Abstract

Introduction and Objective— Although abnormal clotting factors are typically identified and examined in isolation, dysregulated coagulation can result from multiple independent, co-existing abnormalities. Herein, we probed the complexity of dysregulated coagulation in humans by characterizing pathophysiologic mechanisms in a patient with both bleeding and thrombosis. Methods and Results— A patient with a normal activated partial thromboplastin time (29.6 sec), prolonged thrombin and reptilase times (22.6 and 21.3 sec, respectively), and decreased functional and antigenic fibrinogen levels (162 and 148 mg/dL, respectively) was initially diagnosed with hypodysfibrinogenemia. This diagnosis was supported by DNA analysis revealing a previously unreported FGB mutation (c.656A>G) predicting a novel Q189R mutation in the mature ββ chain that was present in the heterozygote state. Interestingly, however, turbidity analysis showed purified fibrinogen polymerization and degradation were indistinguishable from normal, and Bβ chain subpopulations appeared normal by two-dimensional difference in-gel electrophoresis, indicating the mutated chain was not secreted.
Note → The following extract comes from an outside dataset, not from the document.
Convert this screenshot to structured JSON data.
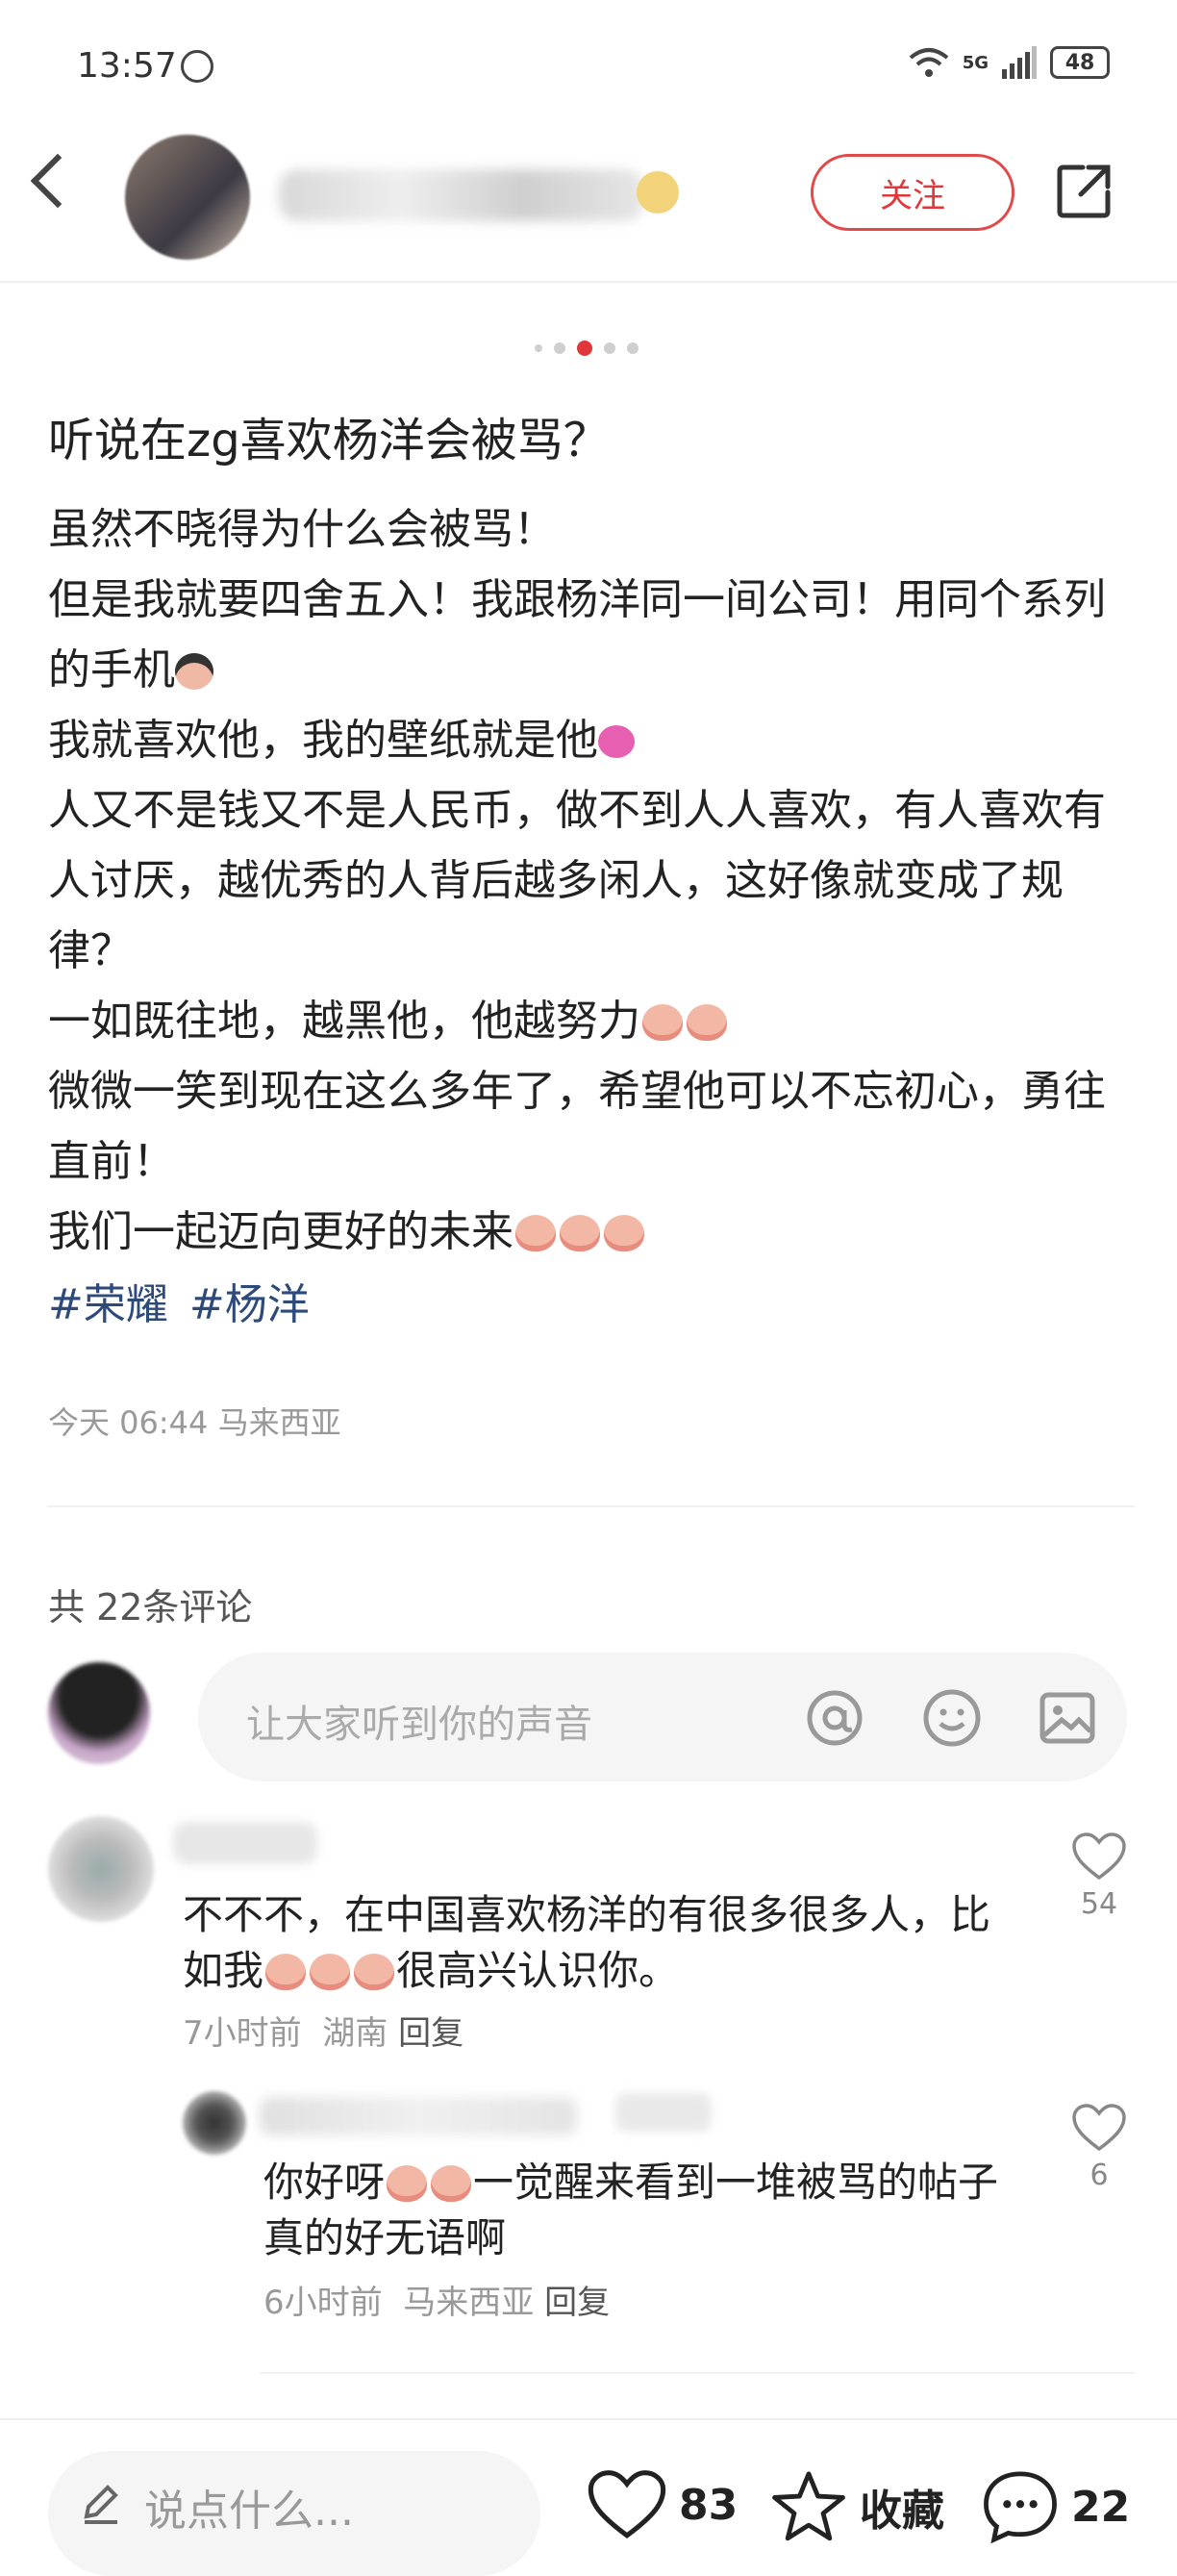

Of note, the patient’s peak plasma thrombin generation was significantly higher than normal (267±20 versus 183±16 nM, respectively, p<0.05), attributable to an elevated level of factor VIII (163-225%). Spiking normal plasma with factor VIII to 225% (final) produced a thrombin generation peak that was indistinguishable from the patient. In a carotid artery injury model, hypofibrinogenemic mice (Fgn+/-) infused with factor VIII demonstrated significantly shorter vessel occlusion times than saline-infused Fgn+/- mice (11.8±5.8 versus 20.9±14.7 minutes, respectively, p<0.05). Conclusions— These data associate the patient’s complex bleeding and thrombotic presentations with co-existing hypofibrinogenemia plus elevated FVIII, and indicate hypofibrinogenemia does not mitigate the prothrombotic effects of plasma hypercoagulability. Together, these findings illustrate the challenges of diagnosing complex coagulopathies and underscore the importance of global coagulation testing in patients with compound presentations.